Abgesehen davon stellen diese Bewegungskünstler mit «viel Gummi», wie der Züchter sagt, auch für die Reiterinnen und Reiter eine nicht unerhebliche Herausforderung dar. Wollen sie die Kräfte, die auf das überbewegliche Pferd einwirken, nicht noch verstärken, müssen sie selbst über eine hohe Stabilität verfügen. «Hypermobile Pferde brauchen stabile Reiter», führt Angela Lohmann aus und ergänzt: «Gerade instabile Pferde sollte man vor dem Reiten im fleissigen Schritt warmführen, anstatt sie lange warmzureiten, denn im Schritt ist es für diese Pferde schwieriger, ausreichend positiven Muskeltonus aufzubauen, um die Strukturen zu schonen.» Diesen Hinweis gilt es auch bei vermeintlich «gemütlichen» Schrittausritten zu bedenken. Vielleicht sollte man stattdessen lieber einmal mehr fleissig mit dem Pferd an der Hand marschieren gehen? Der Reiterfitness würde dies auf jeden Fall guttun!

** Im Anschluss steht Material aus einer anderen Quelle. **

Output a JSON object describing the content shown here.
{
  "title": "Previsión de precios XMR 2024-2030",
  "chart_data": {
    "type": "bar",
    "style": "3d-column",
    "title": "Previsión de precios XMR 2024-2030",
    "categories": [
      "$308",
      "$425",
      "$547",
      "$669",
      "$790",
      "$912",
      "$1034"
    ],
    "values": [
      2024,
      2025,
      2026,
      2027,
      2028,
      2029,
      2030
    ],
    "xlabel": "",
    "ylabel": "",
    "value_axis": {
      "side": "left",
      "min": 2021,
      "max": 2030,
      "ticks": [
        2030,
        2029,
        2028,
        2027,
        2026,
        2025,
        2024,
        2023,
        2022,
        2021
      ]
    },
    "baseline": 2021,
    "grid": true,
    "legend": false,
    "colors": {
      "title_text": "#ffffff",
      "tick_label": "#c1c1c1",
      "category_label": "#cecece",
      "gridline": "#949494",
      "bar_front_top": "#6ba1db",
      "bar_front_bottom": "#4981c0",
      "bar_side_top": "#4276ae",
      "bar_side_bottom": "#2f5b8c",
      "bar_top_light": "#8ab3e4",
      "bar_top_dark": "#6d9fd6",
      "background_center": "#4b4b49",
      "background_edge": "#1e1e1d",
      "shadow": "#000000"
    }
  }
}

Sie wollen das Bewusstsein für den Einfluss der Reiterin bzw. des Reiters auf die Bewegungsqualität des Pferdes schärfen (v.l.n.r.): Kirstin Becker, Selma Latif, Angela Lohmann. (Foto: SVPS/Cornelia Heimgartner) Sie wollen das Bewusstsein für den Einfluss der Reiterin bzw. des Reiters auf die Bewegungsqualität des Pferdes schärfen (v.l.n.r.): Kirstin Becker, Selma Latif, Angela Lohmann. (Foto: SVPS/Cornelia Heimgartner)

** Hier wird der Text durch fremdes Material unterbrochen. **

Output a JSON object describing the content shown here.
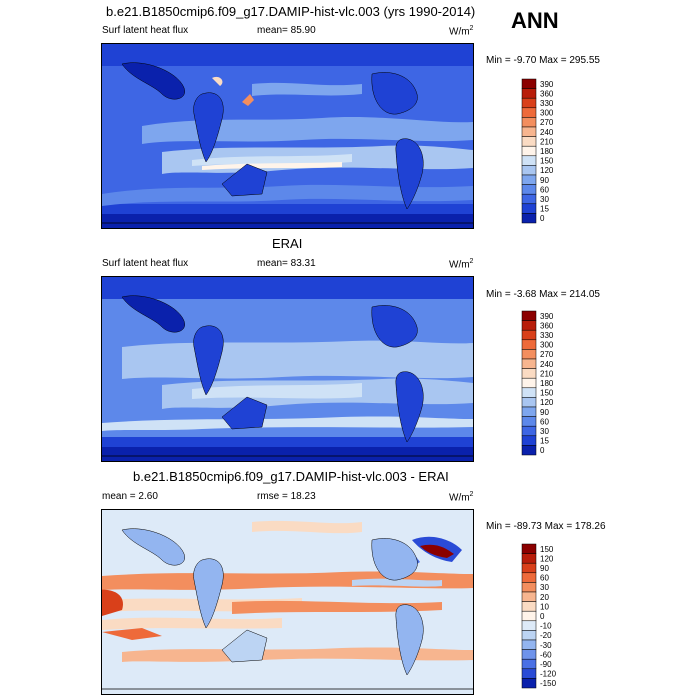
{
  "season": "ANN",
  "panels": [
    {
      "title": "b.e21.B1850cmip6.f09_g17.DAMIP-hist-vlc.003 (yrs 1990-2014)",
      "left_label": "Surf latent heat flux",
      "center_label": "mean=  85.90",
      "units_base": "W/m",
      "units_exp": "2",
      "minmax": "Min =  -9.70 Max = 295.55",
      "colorbar_labels": [
        "390",
        "360",
        "330",
        "300",
        "270",
        "240",
        "210",
        "180",
        "150",
        "120",
        "90",
        "60",
        "30",
        "15",
        "0"
      ],
      "colorbar_colors": [
        "#8b0000",
        "#b81d0a",
        "#d9401a",
        "#ee6a3a",
        "#f38e5e",
        "#f7b58f",
        "#fadbc3",
        "#fff4ea",
        "#cfe2f6",
        "#a9c6f1",
        "#7ea6ee",
        "#5d88ea",
        "#3e66e4",
        "#1f42d4",
        "#0a21ac"
      ]
    },
    {
      "title": "ERAI",
      "left_label": "Surf latent heat flux",
      "center_label": "mean=  83.31",
      "units_base": "W/m",
      "units_exp": "2",
      "minmax": "Min =  -3.68 Max = 214.05",
      "colorbar_labels": [
        "390",
        "360",
        "330",
        "300",
        "270",
        "240",
        "210",
        "180",
        "150",
        "120",
        "90",
        "60",
        "30",
        "15",
        "0"
      ],
      "colorbar_colors": [
        "#8b0000",
        "#b81d0a",
        "#d9401a",
        "#ee6a3a",
        "#f38e5e",
        "#f7b58f",
        "#fadbc3",
        "#fff4ea",
        "#cfe2f6",
        "#a9c6f1",
        "#7ea6ee",
        "#5d88ea",
        "#3e66e4",
        "#1f42d4",
        "#0a21ac"
      ]
    },
    {
      "title": "b.e21.B1850cmip6.f09_g17.DAMIP-hist-vlc.003 - ERAI",
      "left_label": "mean =   2.60",
      "center_label": "rmse =  18.23",
      "units_base": "W/m",
      "units_exp": "2",
      "minmax": "Min = -89.73 Max = 178.26",
      "colorbar_labels": [
        "150",
        "120",
        "90",
        "60",
        "30",
        "20",
        "10",
        "0",
        "-10",
        "-20",
        "-30",
        "-60",
        "-90",
        "-120",
        "-150"
      ],
      "colorbar_colors": [
        "#8b0000",
        "#b81d0a",
        "#d9401a",
        "#ee6a3a",
        "#f38e5e",
        "#f7b58f",
        "#fadbc3",
        "#fff4ea",
        "#ddeaf8",
        "#bcd4f3",
        "#93b5f0",
        "#6e93eb",
        "#4a70e5",
        "#2a4bd6",
        "#0a21ac"
      ]
    }
  ],
  "chart_data": [
    {
      "type": "heatmap",
      "title": "b.e21.B1850cmip6.f09_g17.DAMIP-hist-vlc.003 (yrs 1990-2014)",
      "variable": "Surf latent heat flux",
      "units": "W/m2",
      "mean": 85.9,
      "min": -9.7,
      "max": 295.55,
      "levels": [
        0,
        15,
        30,
        60,
        90,
        120,
        150,
        180,
        210,
        240,
        270,
        300,
        330,
        360,
        390
      ],
      "map": "global lat-lon, centered on Pacific"
    },
    {
      "type": "heatmap",
      "title": "ERAI",
      "variable": "Surf latent heat flux",
      "units": "W/m2",
      "mean": 83.31,
      "min": -3.68,
      "max": 214.05,
      "levels": [
        0,
        15,
        30,
        60,
        90,
        120,
        150,
        180,
        210,
        240,
        270,
        300,
        330,
        360,
        390
      ],
      "map": "global lat-lon, centered on Pacific"
    },
    {
      "type": "heatmap",
      "title": "b.e21.B1850cmip6.f09_g17.DAMIP-hist-vlc.003 - ERAI",
      "units": "W/m2",
      "mean": 2.6,
      "rmse": 18.23,
      "min": -89.73,
      "max": 178.26,
      "levels": [
        -150,
        -120,
        -90,
        -60,
        -30,
        -20,
        -10,
        0,
        10,
        20,
        30,
        60,
        90,
        120,
        150
      ],
      "map": "global lat-lon, centered on Pacific"
    }
  ]
}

Bewegungsmuster erkennen und korrigieren

Die Korrektur von Asymmetrien des Pferdes aus dem Sattel ist eine Herausforderung, insbesondere bei instabilen Pferden. Sie erfordert von der Reiterin bzw. dem Reiter ein hohes Mass an reiterlichem Können, Körperbewusstsein und Stabilität. Eine solche Korrektur bedeutet einen grossen, wenn auch notwendigen Eingriff in die Biomechanik des Pferdes, wie Angela Lohmann betont: «Weniger ist hier oft mehr, gerade wenn Pferd und/oder Reiter instabil sind. Anfänglich sind die Korrektureinheiten möglichst kurz zu halten, denn sie sind mental und körperlich äusserst anspruchsvoll für Pferd und Reiter.»

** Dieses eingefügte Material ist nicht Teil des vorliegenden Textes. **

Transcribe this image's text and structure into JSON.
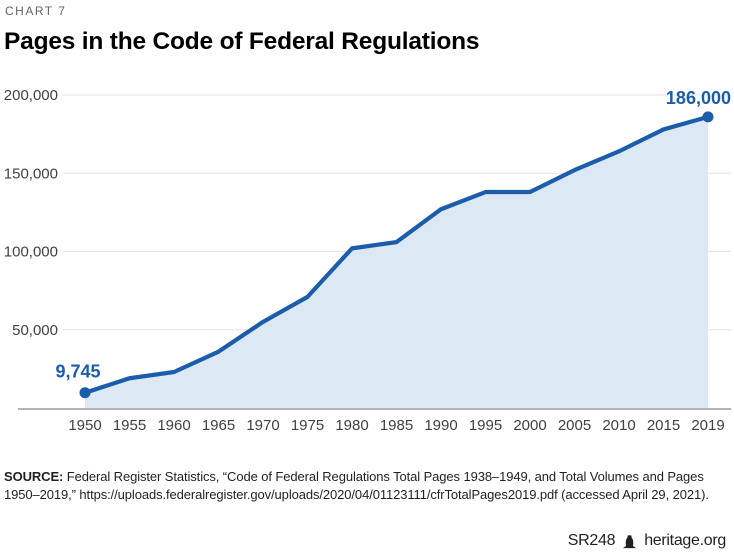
{
  "header": {
    "kicker": "CHART 7",
    "title": "Pages in the Code of Federal Regulations"
  },
  "chart_data": {
    "type": "area",
    "title": "Pages in the Code of Federal Regulations",
    "x": [
      "1950",
      "1955",
      "1960",
      "1965",
      "1970",
      "1975",
      "1980",
      "1985",
      "1990",
      "1995",
      "2000",
      "2005",
      "2010",
      "2015",
      "2019"
    ],
    "values": [
      9745,
      19000,
      23000,
      36000,
      55000,
      71000,
      102000,
      106000,
      127000,
      138000,
      138000,
      152000,
      164000,
      178000,
      186000
    ],
    "first_point_label": "9,745",
    "last_point_label": "186,000",
    "xlabel": "",
    "ylabel": "",
    "ylim": [
      0,
      200000
    ],
    "yticks": [
      50000,
      100000,
      150000,
      200000
    ],
    "ytick_labels": [
      "50,000",
      "100,000",
      "150,000",
      "200,000"
    ],
    "grid": "horizontal",
    "legend": "none",
    "line_color": "#1b5dab",
    "fill_color": "#dce8f4",
    "label_color": "#1b5dab",
    "axis_text_color": "#414042"
  },
  "source": {
    "label": "SOURCE:",
    "text": " Federal Register Statistics, “Code of Federal Regulations Total Pages 1938–1949, and Total Volumes and Pages 1950–2019,” https://uploads.federalregister.gov/uploads/2020/04/01123111/cfrTotalPages2019.pdf (accessed April 29, 2021)."
  },
  "footer": {
    "report_id": "SR248",
    "site": "heritage.org"
  }
}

Instabilitäten und Asymmetrien, sowohl vom Reiter als auch vom Pferd, lösen beim Pferd häufig Stress aus, wobei die Reaktionen auf dieses Ungleichgewicht ganz unterschiedlich ausfallen können, so Lohmann: «Manche Pferde reagieren mit Aufregung, andere mit Bewegungsunwille. Die funktionelle Stabilisierung wirkt aber in jedem Fall harmonisierend, bringt beim Pferd als individuell entweder mehr Ruhe oder mehr Aktivität.»

Die Expertinnen sind sich einig: Der Reitersitz und die Biomechanik von Pferd und Reiter kommen in der Ausbildung von Pferdefachleuten häufig zu kurz, obwohl sie ein wesentlicher Schlüssel zur Gesunderhaltung des Reitpferdes sind. Das Erkennen und Korrigieren von Sitzfehlern nach biomechanischen Gesichtspunkten sollte fester Bestandteil des Reitunterrichts werden, ohne in Formalismus und Schablonendenken abzugleiten. Jede Reiterin und jeder Reiter kann seine Stabilität und Mobilität mit entsprechendem Fitnesstraining optimieren und so dazu beitragen, zum «gut gepackten Rucksack» für sein Pferd zu werden. So wird die Belastung des Pferdes reduziert und die Tragfähigkeit erhöht. Alle am Reitsport beteiligten Personen, vom Reiter über den Trainer bis hin zum Therapeuten, müssen sich der - unter Umständen durchaus unangenehmen - Frage stellen, ob ein Pferd-Reiter-Paar «reitfit» ist. Das ist unsere ethische Verantwortung.